The first is MySQL. You can’t just get the mysql client, or C libraries, which means you have to download and build the entire server if anything on your system needs MySQL support. For example, suppose you’re setting up a web server, which will run Perl web apps that talk to other servers running MySQL. You can’t just build Perl with MySQL support. You build dev-perl/DBD-mysql, and it depends on dev-db/mysql. Look at the ebuild:
DEPEND="dev-lang/perl
dev-perl/DBI
dev-db/mysql"
If you want anything to do with MySQL, you just installed a MySQL server, even if you wanted your web servers to be “minimal.” Other distributions let you get just the client programs or C libraries.
The next example is Samba. It’s much the same—you can’t just get Samba client libraries and programs, you install a Samba server too.

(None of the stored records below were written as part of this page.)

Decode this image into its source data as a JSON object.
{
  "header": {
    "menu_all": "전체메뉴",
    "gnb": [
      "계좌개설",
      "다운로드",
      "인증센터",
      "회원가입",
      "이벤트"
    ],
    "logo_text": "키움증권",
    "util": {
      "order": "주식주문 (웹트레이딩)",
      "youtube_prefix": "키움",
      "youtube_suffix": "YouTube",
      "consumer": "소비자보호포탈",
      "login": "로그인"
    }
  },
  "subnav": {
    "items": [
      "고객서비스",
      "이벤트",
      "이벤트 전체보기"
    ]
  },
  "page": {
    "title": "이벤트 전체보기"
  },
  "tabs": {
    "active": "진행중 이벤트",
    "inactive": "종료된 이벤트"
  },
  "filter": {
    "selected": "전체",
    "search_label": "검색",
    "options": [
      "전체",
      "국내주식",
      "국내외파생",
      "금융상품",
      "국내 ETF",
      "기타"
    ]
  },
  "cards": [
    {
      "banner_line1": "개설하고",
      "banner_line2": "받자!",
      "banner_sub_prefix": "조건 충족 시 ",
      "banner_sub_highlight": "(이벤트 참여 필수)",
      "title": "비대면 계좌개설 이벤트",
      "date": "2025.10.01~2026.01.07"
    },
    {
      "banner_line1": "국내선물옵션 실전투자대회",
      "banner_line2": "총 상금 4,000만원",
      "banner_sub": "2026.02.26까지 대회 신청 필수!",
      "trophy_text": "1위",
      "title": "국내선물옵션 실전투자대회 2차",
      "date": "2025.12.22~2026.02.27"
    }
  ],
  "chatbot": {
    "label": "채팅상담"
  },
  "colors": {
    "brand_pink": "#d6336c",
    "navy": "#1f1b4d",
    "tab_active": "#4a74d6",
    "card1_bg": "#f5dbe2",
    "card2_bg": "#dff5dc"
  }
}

Even USE flags don’t give you full flexibility. For example, mytop will use ANSI color codes and hi-res time if there’s support for them, but it doesn’t really need them. However, they are listed as dependencies in Portage, so even though they’re optional for mytop, they’re not optional in Gentoo. In theory you could add USE flags for that, but in practice, you don’t get the choice. In theory, Gentoo is infinitely flexible, but in practice it’s not. This should not be a surprise.
I’m sure there are other examples, but I don’t want to get into it too much. I don’t mean to put down the developers’ hard work, but in these cases this just doesn’t do what I want. I want a system that can talk to MySQL or Samba servers, without being one itself, and without having to compile all that extra code.